[sane-devel] Sandboxing scanner applications

Till Kamppeter till.kamppeter at gmail.com
Fri Sep 18 18:54:42 BST 2020


On 18/09/2020 17:01, Bastien Nocera wrote:
> So the application inside the sandbox would ship with sane-airscan
> backend, and use this protocol, over the network, to communicate with
> the fake "airscan" scanner running outside the sandbox, right?
> 

Yes. But if the scanner is a local USB scanner for example, its Scanner 
Application would only advertise itself on localhost (loopback 
interface) and take jobs from localhost, so scan jobs stay on the same 
machine and remote machines do not see the scanner and also cannot scan 
the document in it. Sharing to other machines has to be configured 
withing the Scanner Application (the daemon which is the scanner driver).

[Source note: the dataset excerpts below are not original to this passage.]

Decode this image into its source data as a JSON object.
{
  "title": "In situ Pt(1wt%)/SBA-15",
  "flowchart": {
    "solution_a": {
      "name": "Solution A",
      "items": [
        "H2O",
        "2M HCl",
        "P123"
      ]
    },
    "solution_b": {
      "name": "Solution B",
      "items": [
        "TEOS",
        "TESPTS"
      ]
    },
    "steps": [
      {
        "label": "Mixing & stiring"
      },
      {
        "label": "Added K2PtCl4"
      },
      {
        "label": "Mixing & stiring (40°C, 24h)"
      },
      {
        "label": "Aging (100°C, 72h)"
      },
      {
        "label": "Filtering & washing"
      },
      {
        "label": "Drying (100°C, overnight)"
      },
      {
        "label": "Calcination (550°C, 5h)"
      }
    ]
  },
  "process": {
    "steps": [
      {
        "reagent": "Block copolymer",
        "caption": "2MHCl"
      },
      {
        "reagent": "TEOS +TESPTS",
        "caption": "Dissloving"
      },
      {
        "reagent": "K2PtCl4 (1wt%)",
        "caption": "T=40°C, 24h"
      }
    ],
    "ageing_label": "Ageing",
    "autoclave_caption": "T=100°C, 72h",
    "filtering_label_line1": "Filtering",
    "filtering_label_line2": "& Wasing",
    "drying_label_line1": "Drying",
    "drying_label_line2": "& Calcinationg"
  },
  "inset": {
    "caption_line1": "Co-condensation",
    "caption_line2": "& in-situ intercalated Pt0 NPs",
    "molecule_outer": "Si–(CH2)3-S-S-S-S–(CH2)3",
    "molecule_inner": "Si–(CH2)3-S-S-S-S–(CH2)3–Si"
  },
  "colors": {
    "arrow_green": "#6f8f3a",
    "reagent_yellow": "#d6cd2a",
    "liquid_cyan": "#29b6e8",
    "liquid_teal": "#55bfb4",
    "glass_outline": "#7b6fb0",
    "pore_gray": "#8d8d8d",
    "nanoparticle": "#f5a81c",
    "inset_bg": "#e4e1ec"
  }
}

> Having every scanner application access the network is going to be a
> problem, much like having to punch of network hole to get full CUPS
> access is a problem right now. Is there going to be another transport?
> 
> Is there code somewhere for the "Scanner Applications", that IPP scan
> server that would talk to the actual servers?
> 

There is already a working example of a Printer Application:

https://github.com/michaelrsweet/hp-printer-app/

Another example is in the PAPPL project:

https://github.com/michaelrsweet/pappl/

Access and configuration for Scanner Applications works the same way.

Work on Scanner Applications has started here:

https://github.com/Abhik1998/pappl/

> Note, I said authorisation, not authentication. "Authorisation" is when
> the user chooses to allow or disallow access by the application. It's
> the method, coupled with user intent, used by Flatpak portals to check
> whether an application is allowed to use a particular resource outside
> the sandbox.
> 
> This is how you'd get a file chooser, running outside the sandbox, and
> that would pass back the file's data inside the sandbox if the user
> clicks to say that they want to open this file, or how a screenshot
> could be shared with the application:
> https://blogs.gnome.org/mclasen/files/2016/07/portal-test2.png

OK, in Snap we have the interfaces, so one can make Snap connect to 
system resources like network, usb-raw, avahi (this is not full network, 
only avahi), cups (printing only), cups-control (create/modify queues), 
.. Snaps can also define an interface, a so called slot and another snap 
can connect to it by a so-called plug, so one has a communication 
between two Snaps. The sandboxing of Snaps goes mainly via AppArmor and 
the interfaces introduce AppArmor rules for selected permissions.

So Snap does not need to re-design the formerly file- and network-based 
operating system into a D-Bus-only system.